In stage 3, the hair loss has progressed to a stage where hair loss may become evident not only to the patient but also to others. Of course with use of various hairstyles, products, camouflaging agents it may still be possible to hide one's hair loss from others. As stage 3 progresses it becomes more and more difficult to hide hair loss.



As a physician, I try to understand the goal of my patients. Some patients in stage 2 want help to simply stop their hair loss so that they can "stay" in stage 2 and not move on to stage 3. Other patients want treatment advice to get them back into stage 1 (if possible). Some patients in stage 3 want to improve their density such that they can get a bit more hair back to hide their hair thinning more easily. The patient in such an example may not be looking to move from stage 3 to stage 2 but may be looking to improve their density.

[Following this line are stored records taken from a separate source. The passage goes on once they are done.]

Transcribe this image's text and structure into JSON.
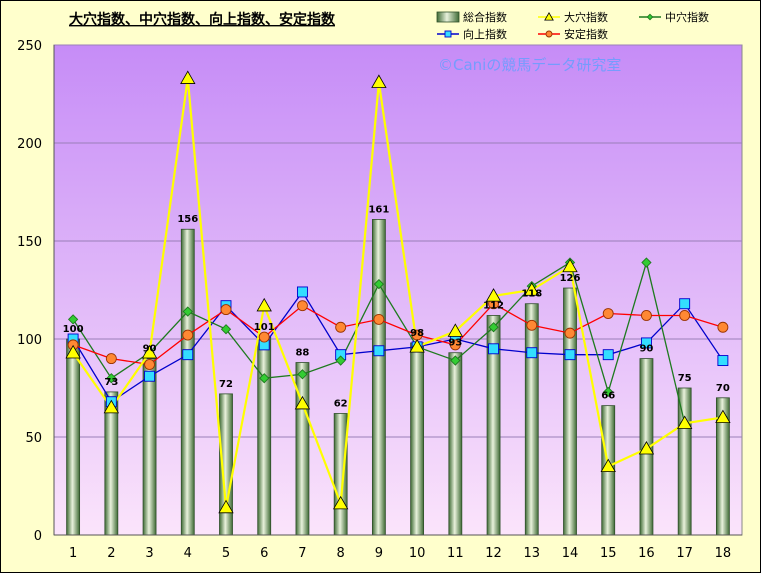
{
  "chart_data": {
    "type": "bar",
    "title": "大穴指数、中穴指数、向上指数、安定指数",
    "watermark": "©Caniの競馬データ研究室",
    "xlabel": "",
    "ylabel": "",
    "categories": [
      "1",
      "2",
      "3",
      "4",
      "5",
      "6",
      "7",
      "8",
      "9",
      "10",
      "11",
      "12",
      "13",
      "14",
      "15",
      "16",
      "17",
      "18"
    ],
    "ylim": [
      0,
      250
    ],
    "yticks": [
      "0",
      "50",
      "100",
      "150",
      "200",
      "250"
    ],
    "grid": "horizontal",
    "legend_position": "top-right",
    "series": [
      {
        "name": "総合指数",
        "kind": "bar",
        "color": "#5f8a4f",
        "values": [
          100,
          73,
          90,
          156,
          72,
          101,
          88,
          62,
          161,
          98,
          93,
          112,
          118,
          126,
          66,
          90,
          75,
          70
        ],
        "labels": [
          "100",
          "73",
          "90",
          "156",
          "72",
          "101",
          "88",
          "62",
          "161",
          "98",
          "93",
          "112",
          "118",
          "126",
          "66",
          "90",
          "75",
          "70"
        ]
      },
      {
        "name": "大穴指数",
        "kind": "line",
        "color": "#ffff00",
        "marker": "triangle",
        "values": [
          93,
          65,
          93,
          233,
          14,
          117,
          67,
          16,
          231,
          96,
          104,
          122,
          125,
          137,
          35,
          44,
          57,
          60
        ]
      },
      {
        "name": "中穴指数",
        "kind": "line",
        "color": "#1e7a1e",
        "marker": "diamond",
        "values": [
          110,
          80,
          93,
          114,
          105,
          80,
          82,
          89,
          128,
          96,
          89,
          106,
          127,
          139,
          73,
          139,
          57,
          60
        ]
      },
      {
        "name": "向上指数",
        "kind": "line",
        "color": "#0000cc",
        "marker": "square",
        "values": [
          100,
          68,
          81,
          92,
          117,
          97,
          124,
          92,
          94,
          96,
          100,
          95,
          93,
          92,
          92,
          98,
          118,
          89
        ]
      },
      {
        "name": "安定指数",
        "kind": "line",
        "color": "#ff0000",
        "marker": "circle",
        "values": [
          97,
          90,
          87,
          102,
          115,
          101,
          117,
          106,
          110,
          102,
          97,
          118,
          107,
          103,
          113,
          112,
          112,
          106
        ]
      }
    ]
  }
}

Consider the 31 year old female with early thinning who is worried about her hair. Her friends and family think she's crazy worrying about her hair. After listening to the patients story and examining her scalp, I can reassure her that even without treatment she will stay in stage 2 for 5-10 years (and her friends and family will likely keep telling her she's crazy for many more years to come). However, my concern for her is that if nothing is done she will move on to stage 3 in her 40s, 50s and 60s. The goal of treatment is to prevent this.

I find this chart helpful for many of my patients and when teaching physicians about hair loss.